Born in Mexico City in 1967, Nigenda lost his sight at the age of 25, becoming a caretaker in his local library managing their braille books. Then going on to teach maths, computer science and braille at Desarrollo Integral de la Familia in Oaxaca where he spent most of his life, it wasn’t until he was 32 that he began his foray into photography. Using a Yashika pocket camera gifted to him by famed documentary photographer Mary Ellen Mark, he began capturing his sensory, sensual images.
His greyscale photographs overlaid with braille now sit alongside a carefully curated selection of work by fellow image-makers, entitled The Blind Photographer; his shots standing out for their arresting view of the female form. A poetic introduction to the work featured in the book describes “A subtle and sensuous poem in which the erotics of touch and presence, of anticipation and arousal, of sensual tactility, are discovered in a photography of touching tenderness.”

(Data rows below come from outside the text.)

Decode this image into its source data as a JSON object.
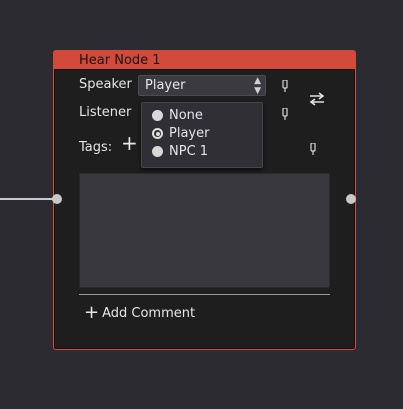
{
  "node": {
    "title": "Hear Node 1",
    "accent_color": "#d24a3a"
  },
  "fields": {
    "speaker_label": "Speaker",
    "speaker_value": "Player",
    "listener_label": "Listener",
    "tags_label": "Tags:"
  },
  "dropdown": {
    "options": [
      {
        "label": "None",
        "checked": false
      },
      {
        "label": "Player",
        "checked": true
      },
      {
        "label": "NPC 1",
        "checked": false
      }
    ]
  },
  "actions": {
    "add_comment_label": "Add Comment",
    "add_tag_icon": "plus-icon",
    "swap_icon": "swap-arrows-icon",
    "pin_icon": "pin-icon"
  }
}
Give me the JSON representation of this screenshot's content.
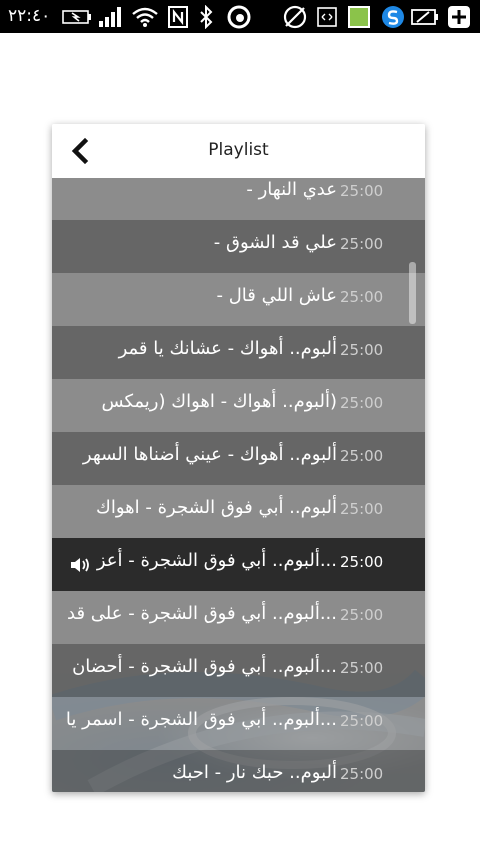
{
  "status_bar": {
    "time": "٢٢:٤٠",
    "icons": [
      "battery-icon",
      "signal-icon",
      "wifi-icon",
      "nfc-icon",
      "bluetooth-icon",
      "beats-icon",
      "no-camera-icon",
      "screen-icon",
      "sim-badge-icon",
      "s-note-icon",
      "battery-edit-icon",
      "add-icon"
    ],
    "sim_badge": "1"
  },
  "dialog": {
    "title": "Playlist"
  },
  "playlist": [
    {
      "title": "عدي النهار -",
      "duration": "25:00",
      "style": "light"
    },
    {
      "title": "علي قد الشوق -",
      "duration": "25:00",
      "style": "dark"
    },
    {
      "title": "عاش اللي قال -",
      "duration": "25:00",
      "style": "light"
    },
    {
      "title": "ألبوم.. أهواك - عشانك يا قمر",
      "duration": "25:00",
      "style": "dark"
    },
    {
      "title": "(ألبوم.. أهواك - اهواك (ريمكس",
      "duration": "25:00",
      "style": "light"
    },
    {
      "title": "ألبوم.. أهواك - عيني أضناها السهر",
      "duration": "25:00",
      "style": "dark"
    },
    {
      "title": "ألبوم.. أبي فوق الشجرة - اهواك",
      "duration": "25:00",
      "style": "light"
    },
    {
      "title": "...ألبوم.. أبي فوق الشجرة - أعز",
      "duration": "25:00",
      "style": "active"
    },
    {
      "title": "...ألبوم.. أبي فوق الشجرة - على قد",
      "duration": "25:00",
      "style": "light"
    },
    {
      "title": "...ألبوم.. أبي فوق الشجرة - أحضان",
      "duration": "25:00",
      "style": "dark"
    },
    {
      "title": "...ألبوم.. أبي فوق الشجرة - اسمر يا",
      "duration": "25:00",
      "style": "light"
    },
    {
      "title": "ألبوم.. حبك نار - احبك",
      "duration": "25:00",
      "style": "dark"
    }
  ],
  "colors": {
    "active_row": "#2b2b2b",
    "dark_row": "#5f5f5f",
    "light_row": "#8c8c8c"
  }
}
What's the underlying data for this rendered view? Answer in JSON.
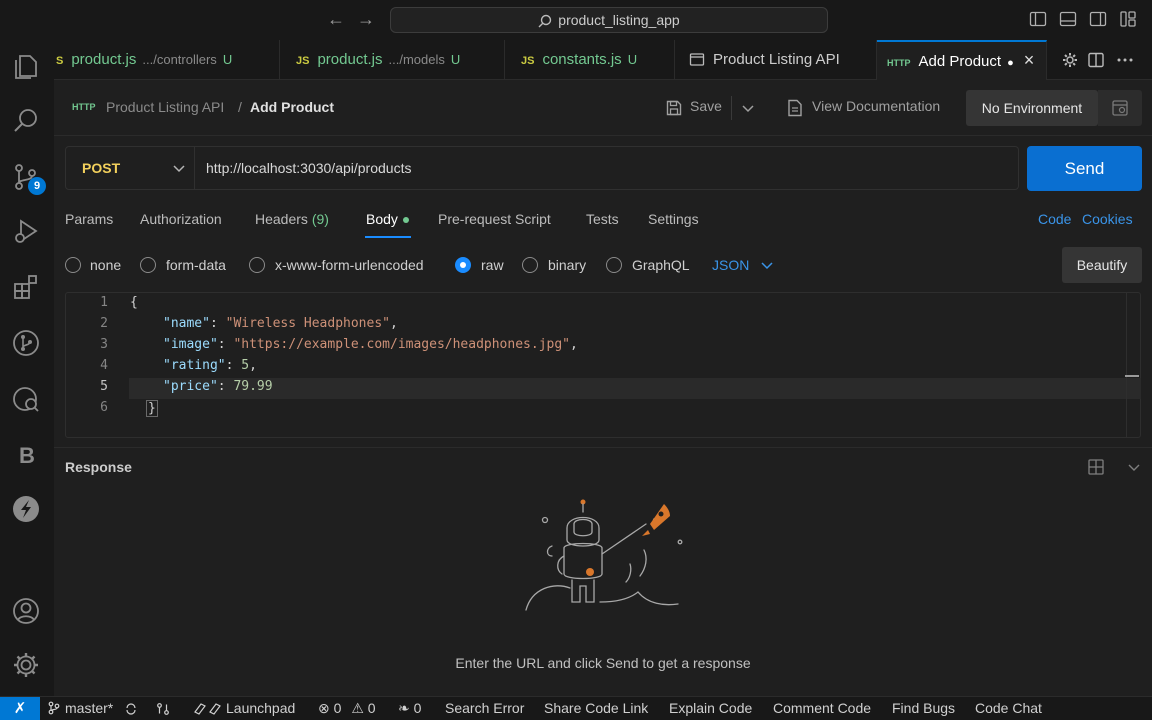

With work from photographers spanning Mexico, India, China and the UK, the collection – and indeed each photographer appearing within – challenges expectation and assumption of how it is possible to perceive the world. In Sight of Emotion, a short film detailing the lives of Nigenda and other blind photographers in his native Mexico, the role that these photographers play is defined. “The involvement of the blind in photography is very important because it serves as a sort of antidote against blindness – not of the blind, but of those who can see!” By showcasing a broad spectrum of light, perspective, and artistic intent, the photographs embody the task undertaken by the photographer when shooting their work. “It’s important to note that the book is not ‘about’ the blind, but it will provoke the sighted to imagine more fully the human condition of those who are visually impaired.”